Do you have these essential qualities to be a self-starter?
You’ve probably heard that many entrepreneurs fail or go into debt. And even if they do succeed, they find themselves burning the midnight oil and surviving on caffeine to get them through 18-hour days.
Of course, if it were easy, everyone would be doing it. It takes a certain tenacity — and a willingness to fail — to head down this path. It also takes a certain type of person to give up the security of a regular paycheque, paid vacation time and health benefits — especially if you have a mortgage and kids to consider.
But the rewards can be tremendous once you accomplish your goals and find the success you set out to achieve. So let's see what it takes to make this happen, with a list of 10 common traits of a successful entrepreneur.
1. Be ready to take a leap
Risk is simply part of entrepreneurship. In a recent survey, 58 per cent of successful entrepreneurs said they held a corporate position before they launched their own business. “It might be a leap of faith, but perhaps that’s exactly why it appeals to those who try. Nothing ventured, nothing gained,” says Xero’s Make or Break Report.
2. Be prepared to fall flat on your face
While it’s true entrepreneurs must be willing to take on a certain degree of risk, that doesn’t mean you need to be an extreme risk-taker — the type of person who’s willing to don a wingsuit and go BASE jumping off the edge of a cliff. After all, you really don’t want to fail when you BASE jump off a literal cliff. An entrepreneur, on the other hand, must be prepared to fail — perhaps multiple times — when taking a leap of faith off that theoretical cliff into the unknown.
3. And then learn when you do
Perhaps most importantly, an entrepreneur must be willing to learn from mistakes and failures, and to adapt and think in new ways. Trying to avoid mistakes is a waste of time; accept them, learn from them and keep moving forward.
4. Make time for what’s really important
But risk doesn’t mean giving up everything important in your life. In fact, the report found that — despite popular belief — the most successful entrepreneurs were those who made time for family and friends.

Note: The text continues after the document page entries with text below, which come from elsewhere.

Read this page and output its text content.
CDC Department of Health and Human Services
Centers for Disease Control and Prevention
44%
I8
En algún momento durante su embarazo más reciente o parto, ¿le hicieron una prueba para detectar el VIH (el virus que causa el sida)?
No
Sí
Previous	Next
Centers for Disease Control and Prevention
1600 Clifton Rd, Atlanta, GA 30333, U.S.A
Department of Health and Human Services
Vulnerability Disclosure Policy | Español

Nearly six in 10 respondents (58%) cited spending time with family in the evenings as crucial to their effectiveness as a business owner. But, for most entrepreneurs, it’s impossible to disconnect entirely. “Using automated tools to take care of simple tasks for you avoids letting work eat into family time,” says the report. “Perhaps you might use the latest tech tools to shoot off a quick invoice as you climb the stairs to read the kids a bedtime story.”
5. Always be learning
While some personality types are naturally suited to entrepreneurship, some skills can be learned, including networking skills. “The most important qualities of a good entrepreneur are energy and determination,” says entrepreneur Oliver Emberton in a blog post. “It doesn’t hurt to be persuasive, but this can be learned. I started as a shy uber-nerd aged 21; I soon learned how to sell when it was the only way to feed myself.”
6. Start with an idea
While you need an idea, it doesn’t have to be something mind-blowing. As Emberton says, even the most successful companies were not founded on wild or brilliant ideas: “Starbucks chose the brazen path of selling coffee in Seattle.”
7. Do it with passion
You also need passion — and that passion should be unwavering. After all, you need to convince team members, investors and customers of the value of your idea. But true passion is permeable, says Erika Andersen, an entrepreneur and founder of Proteus, in a blog post for Forbes.
“Truly passionate people aren’t dogmatic, but rather invite others’ input,” says Andersen. “If you care deeply about what you’re doing, you want to make sure that it will be valuable to customers, you’ll ask for feedback and dialogue about whether it’s working and how to make it better.”
8. Don’t be too rigid
One common mistake is thinking you can do everything yourself. “The most successful entrepreneurs I know never forget how much they can learn from others,” says Stephen Key, co-founder of inventRight, a business dedicated to helping entrepreneurs bring their ideas to fruition, in a blog post for Entrepreneur. “They ask for advice. They’re flexible. They soak up the best practices around them like a sponge. Fear of failure can make it easy to grip onto your vision with an iron fist, but rigidity won’t serve you.”
9. Be persistent
If you want to be a successful entrepreneur, never, ever give up. You will have doubts. You will have setbacks. And yes, you’ll even have failures. But, as the adage goes, success is 10 per cent talent and 90 per cent persistence.
10. Train your brain for success
According to entrepreneur Brian Tracy, one of the great secrets to persistence is to “program your subconscious mind for persistence well in advance of the setbacks and disappointments that you are going to have on your upward quest toward success,” he says in a blog post.
“Resolve in advance that you will never give up, no matter what happens. The courage to persist in the face of adversity and disappointment is the one quality that, more than anything, will guarantee your success.”